The Trust has a diverse and growing portfolio of research its research practitioners are recruiting to, some of which overlap with other speciality areas.

Internal secondments may be considered but applicants MUST SEEK APPROVAL from their substantive clinical line manager FIRST.

Although the role is advertised at a Band 6,  we would also welcome applications from individuals who do not fully meet the research experience criteria.  Such an individual would have the opportunity to be employed in a Band 5 position, to allow for the appropriate training to take place in order to meet the role competencies.

To support the operational management of gynaecology research studies.

To contribute to all aspects of the planning, conduct and reporting of the portfolio clinical research trials and studies.

To be responsible for the day-to-day management of, and patient recruitment to designated research studies.

To work on a daily basis with minimum supervision as part of the research team.

To ensure that all clinical research activity is ICH GCP compliant and conducted in accordance with the agreed protocols.
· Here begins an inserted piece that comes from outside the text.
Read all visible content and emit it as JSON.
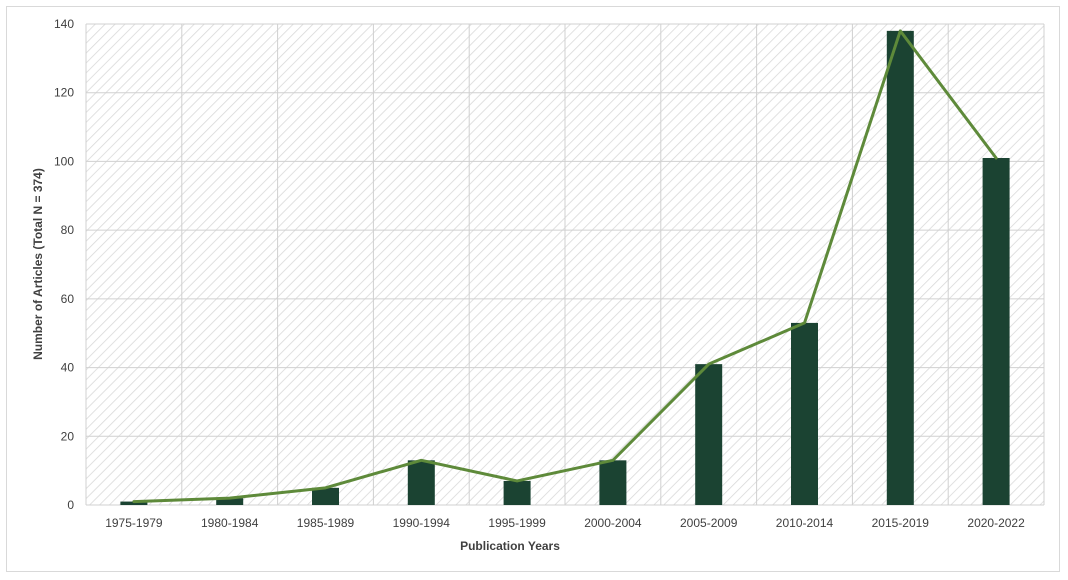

To maintain a high standard of patient care in line with Trust and R&D procedures and protocols and in accordance with the UK Policy Framework for Health and Social Care Research.

To prioritise research activity as necessary thus ensuring recruitment targets are met.

To ensure that all data is collected and managed effectively and accurately.

Act as a focus for research communication within the Trust and with external partners including the Clinical Research Network.

To disseminate information to colleagues in respect of the research studies taking place within the clinical areas.

Liaison with research sponsors and multi-disciplinary research teams.

To give advice on the organisation and management of the research in progress.

To identify and screen eligible patients for participation in the research studies.

To facilitate the informed consent and recruitment of research participants.

To work with staff to develop strategies to overcome barriers to recruitment.

To be aware of ethical considerations of research and act as the patient’s advocate at all times.

To be fully conversant with the requirements of the clinical trial protocol in relation to patient management, data collection and safety reporting.

To carry out the collection, processing and shipping of biological specimens according to protocol requirements and follow-up appropriately.

Maintain accurate records and undertake the Data management including the use of data software packages.

Dissemination and publication of research findings.

Actively contribute to activities, events and training within the research teams.

To contribute to evidence based practice at a clinical level and maintain overall standard of care for patients at all times.